Lane is gratified to see CAFEH research informing local change. For example, CAFEH findings informed an updated master plan for Boston’s Chinatown. In addition, input from CAFEH researchers and community partners encouraged developers of several buildings near highways to incorporate high-grade air filtration measures.
“In my eyes, CAFEH is as close to perfect as you can get for a community-based participatory research study,” he said. “It was not about researchers descending upon communities with an idea. It was about working with them to formulate an idea from the start and integrating them throughout.”
Aviation-related air pollution
Over the past few years, Lane has widened his focus from road traffic to air travel, with the aim of informing requirements set by the Federal Flight Administration (FAA) for aircraft compliance with federal air quality standards.

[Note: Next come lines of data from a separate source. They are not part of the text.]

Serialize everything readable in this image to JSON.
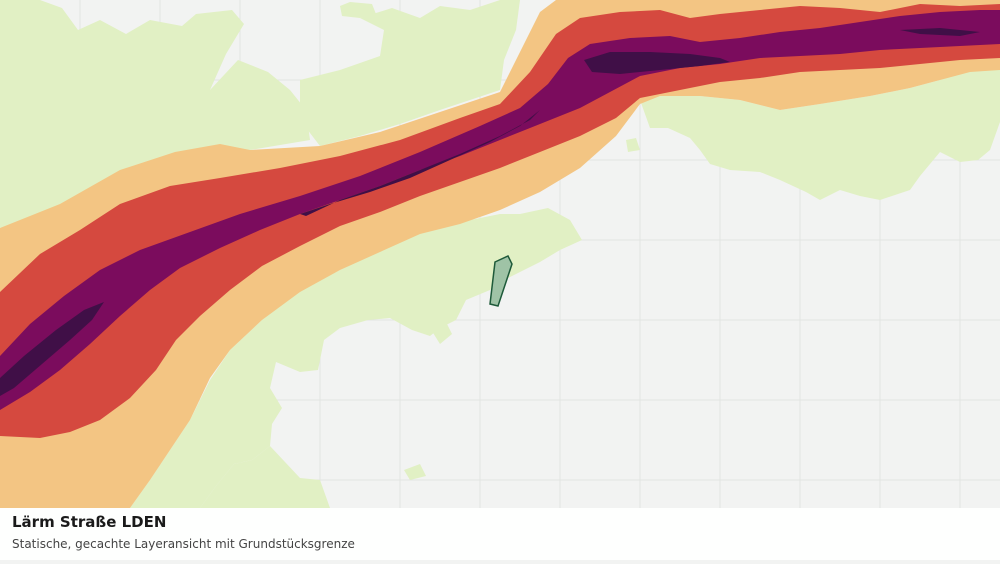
{
  "map": {
    "layer_title": "Lärm Straße LDEN",
    "layer_subtitle": "Statische, gecachte Layeransicht mit Grundstücksgrenze",
    "colors": {
      "background": "#f2f3f2",
      "green_space": "#e1f0c4",
      "grid": "#e2e4e2",
      "noise_low": "#f3c583",
      "noise_medium": "#d5493f",
      "noise_high": "#7b0c5d",
      "noise_very_high": "#400f47",
      "parcel_fill": "#9fc3a6",
      "parcel_stroke": "#1e5a3a"
    },
    "icons": {
      "parcel": "parcel-boundary-outline"
    }
  }
}
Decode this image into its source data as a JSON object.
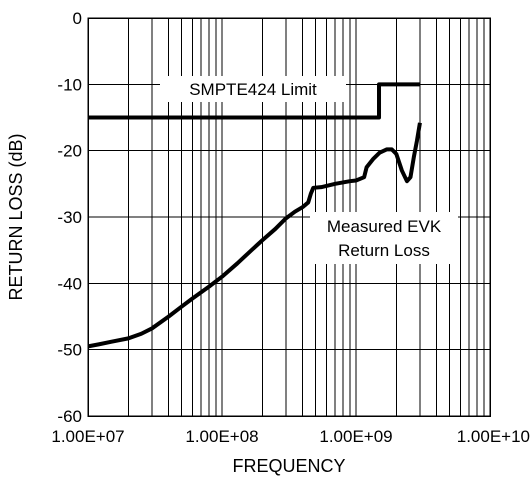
{
  "chart_data": {
    "type": "line",
    "xlabel": "FREQUENCY",
    "ylabel": "RETURN LOSS (dB)",
    "xscale": "log",
    "xlim": [
      10000000,
      10000000000
    ],
    "ylim": [
      -60,
      0
    ],
    "grid": true,
    "x_tick_values": [
      10000000,
      100000000,
      1000000000,
      10000000000
    ],
    "x_tick_labels": [
      "1.00E+07",
      "1.00E+08",
      "1.00E+09",
      "1.00E+10"
    ],
    "y_tick_values": [
      0,
      -10,
      -20,
      -30,
      -40,
      -50,
      -60
    ],
    "y_tick_labels": [
      "0",
      "-10",
      "-20",
      "-30",
      "-40",
      "-50",
      "-60"
    ],
    "annotations": [
      {
        "lines": [
          "SMPTE424 Limit"
        ],
        "series": 0
      },
      {
        "lines": [
          "Measured EVK",
          "Return Loss"
        ],
        "series": 1
      }
    ],
    "series": [
      {
        "name": "SMPTE424 Limit",
        "points": [
          [
            10000000,
            -15
          ],
          [
            1485000000,
            -15
          ],
          [
            1485000000,
            -10
          ],
          [
            3000000000,
            -10
          ]
        ]
      },
      {
        "name": "Measured EVK Return Loss",
        "points": [
          [
            10000000,
            -49.5
          ],
          [
            12000000,
            -49.2
          ],
          [
            15000000,
            -48.8
          ],
          [
            20000000,
            -48.3
          ],
          [
            25000000,
            -47.6
          ],
          [
            30000000,
            -46.8
          ],
          [
            40000000,
            -45.0
          ],
          [
            50000000,
            -43.5
          ],
          [
            60000000,
            -42.3
          ],
          [
            80000000,
            -40.5
          ],
          [
            100000000,
            -39.0
          ],
          [
            130000000,
            -37.0
          ],
          [
            160000000,
            -35.3
          ],
          [
            200000000,
            -33.5
          ],
          [
            250000000,
            -31.8
          ],
          [
            300000000,
            -30.2
          ],
          [
            350000000,
            -29.2
          ],
          [
            400000000,
            -28.5
          ],
          [
            440000000,
            -27.8
          ],
          [
            460000000,
            -26.5
          ],
          [
            480000000,
            -25.6
          ],
          [
            550000000,
            -25.5
          ],
          [
            700000000,
            -25.0
          ],
          [
            900000000,
            -24.6
          ],
          [
            1000000000,
            -24.5
          ],
          [
            1150000000,
            -24.0
          ],
          [
            1200000000,
            -22.5
          ],
          [
            1350000000,
            -21.2
          ],
          [
            1500000000,
            -20.3
          ],
          [
            1700000000,
            -19.8
          ],
          [
            1850000000,
            -19.8
          ],
          [
            2000000000,
            -20.5
          ],
          [
            2200000000,
            -23.0
          ],
          [
            2400000000,
            -24.6
          ],
          [
            2550000000,
            -24.0
          ],
          [
            2700000000,
            -21.0
          ],
          [
            2850000000,
            -18.5
          ],
          [
            3000000000,
            -15.8
          ]
        ]
      }
    ]
  }
}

At the start of the pandemic, he seized the opportunity to study what happens to air pollution when plane traffic essentially stops.
“We don’t have a great understanding of how many ultrafine particles are coming from planes in flight, planes on the ground, and the traffic that comes from the airport,” he explained. “This was a once-in-lifetime event where we literally saw a drop-off to almost zero in aviation activity occurring at some points on certain days.”
With FFA funding, Lane, BU doctoral student Sean Mueller, and colleagues measured changes in ultrafine particle concentrations at sites near Boston’s Logan Airport during early and later stages of the pandemic and compared them to pre-pandemic levels.
In 2022, they showed that ultrafine particle numbers precipitously declined in the first few months of the crisis. As road traffic resumed, monthly ultrafine particle levels returned to pre-pandemic averages. However, at specific sites located downwind from the airport, particle counts remained lower than average until aviation picked up again, suggesting that planes uniquely contribute to ultrafine particle pollution in certain geographic locations, according to the authors.
Lane’s team is now crunching reams of data to see how different aspects of air travel, such as arrivals and departures, contribute to ultrafine particle pollution.
“Our ultimate goal is to create an ultrafine particle model of the area, so we can run health studies to understand the impact of exposure to aviation-related ultrafine particles in the greater Boston community,” he explained.
The runway ahead reminds Lane of the route he took to get here, and the people who encouraged him along the way.
“I think where I am today is a product of the mentors, like Doug Brugge and Madeleine Scammell, of Boston University, who believed in me,” he said. “I want to give research assistants and doctoral students the same opportunities that were given me. We need to cultivate them — they are our future innovators.”
(Julie Leibach is a contractor for the NIEHS Division of Extramural Research and Training.)